Aníbal asintió satisfecho y salió de la tienda. Había decidido recibir a los delegados de los boyos al aire libre, en torno a un fuego, para que se sintieran más a gusto. Sabía que aquella gente era tan desconfiada como hábil en la batalla, y llevaba tiempo intentando ponerlos de su parte, de modo que se sublevaran cuando su ejército se extendiese por Italia, convenciendo a las demás tribus galas para que los secundaran en su desafío contra Roma.
Los boyos hacía tiempo que reivindicaban con obstinación su independencia de la República, pero, solos, nunca estarían en condiciones de liberarse de las cadenas de los romanos. Por eso, hacía meses que había mandado emisarios a toda la Galia Cisalpina, con la misión de referir el grandioso plan que Cartago estaba poniendo en práctica para asestar un golpe decisivo a Roma, y con la esperanza de reunir aliados, tanto más preciosos porque conocían el territorio y porque, si se alineaban con él, no sólo engrosarían las filas de su ejército, sino que privarían a las legiones romanas de los refuerzos que Roma esperaba de las poblaciones subyugadas, y que siempre habían constituido la fuerza de la República.
Mientras el recuerdo de Himilce, y de la sonrisa cargada de desafío que le había dirigido mientras se alejaba, aleteaba aún en su mente, junto con una extraña sensación de inquietud, Aníbal llegó al fuego en torno al cual se encontraban los delegados de los boyos junto a Hannón y a algunos guardias selectos del Escuadrón Sagrado.
—Bienvenidos —dijo poniéndose delante de ellos. Había hablado en su lengua, pero cuando vio que los galos apenas inclinaban la cabeza y lo miraban fijamente, comprendió que eran hombres con los que debería tratar de igual a igual.

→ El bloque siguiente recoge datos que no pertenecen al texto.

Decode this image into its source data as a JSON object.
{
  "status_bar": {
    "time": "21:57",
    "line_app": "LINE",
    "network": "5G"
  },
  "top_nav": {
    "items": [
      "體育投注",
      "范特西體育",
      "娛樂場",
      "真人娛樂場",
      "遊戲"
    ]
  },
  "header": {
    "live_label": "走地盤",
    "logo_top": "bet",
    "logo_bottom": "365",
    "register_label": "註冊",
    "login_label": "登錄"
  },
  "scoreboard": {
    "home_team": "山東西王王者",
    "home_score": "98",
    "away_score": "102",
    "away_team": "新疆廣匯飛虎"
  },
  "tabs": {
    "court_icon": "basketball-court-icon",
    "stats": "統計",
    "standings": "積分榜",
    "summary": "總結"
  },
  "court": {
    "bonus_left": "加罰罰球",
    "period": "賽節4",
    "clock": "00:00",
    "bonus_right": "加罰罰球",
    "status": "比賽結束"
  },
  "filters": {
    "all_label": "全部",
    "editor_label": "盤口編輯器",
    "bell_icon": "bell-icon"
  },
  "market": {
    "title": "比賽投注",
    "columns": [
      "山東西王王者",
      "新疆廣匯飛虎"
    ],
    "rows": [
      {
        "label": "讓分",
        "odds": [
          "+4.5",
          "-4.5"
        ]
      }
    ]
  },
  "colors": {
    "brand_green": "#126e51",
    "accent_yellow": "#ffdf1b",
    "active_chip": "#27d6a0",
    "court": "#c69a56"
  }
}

Hizo señas a sus huéspedes de que se sentaran, y ordenó con una simple mirada a Hannón que les sirviera de comer y beber.

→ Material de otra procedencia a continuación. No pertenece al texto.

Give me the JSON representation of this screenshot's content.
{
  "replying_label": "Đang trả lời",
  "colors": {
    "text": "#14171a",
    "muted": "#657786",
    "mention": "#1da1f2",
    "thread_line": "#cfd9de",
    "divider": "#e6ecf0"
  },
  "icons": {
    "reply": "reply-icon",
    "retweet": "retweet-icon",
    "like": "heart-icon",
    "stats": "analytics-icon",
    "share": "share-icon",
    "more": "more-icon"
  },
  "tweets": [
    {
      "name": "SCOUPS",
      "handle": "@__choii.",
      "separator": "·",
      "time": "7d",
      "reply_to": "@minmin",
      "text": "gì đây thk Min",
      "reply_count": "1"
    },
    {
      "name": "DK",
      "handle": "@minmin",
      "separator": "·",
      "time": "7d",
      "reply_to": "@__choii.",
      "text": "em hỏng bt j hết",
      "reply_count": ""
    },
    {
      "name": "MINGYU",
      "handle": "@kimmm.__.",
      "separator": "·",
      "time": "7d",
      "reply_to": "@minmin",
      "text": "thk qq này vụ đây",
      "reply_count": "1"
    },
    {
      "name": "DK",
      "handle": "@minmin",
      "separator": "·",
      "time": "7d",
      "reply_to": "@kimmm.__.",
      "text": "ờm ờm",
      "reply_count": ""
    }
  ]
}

—Conozco vuestra lengua —empezó el más alto de los boyos, un hombre de espaldas enormes y pecho desnudo, cubierto sólo en parte por una piel cortada en seco y una doble correa de cuero en la que estaban enganchados anillos de hierro, pequeñas alforjas y puñales de distintas dimensiones. El pelo del galo era largo e hirsuto, y estaba recogido en la nuca y sujetado por una cuerdecilla de cuero. Las densas patillas llegaban hasta la mitad de la mandíbula, donde una tira de piel blanca resaltaba como una cicatriz, antes de que una poblada y rojiza barba cubriera el resto de los rasgos.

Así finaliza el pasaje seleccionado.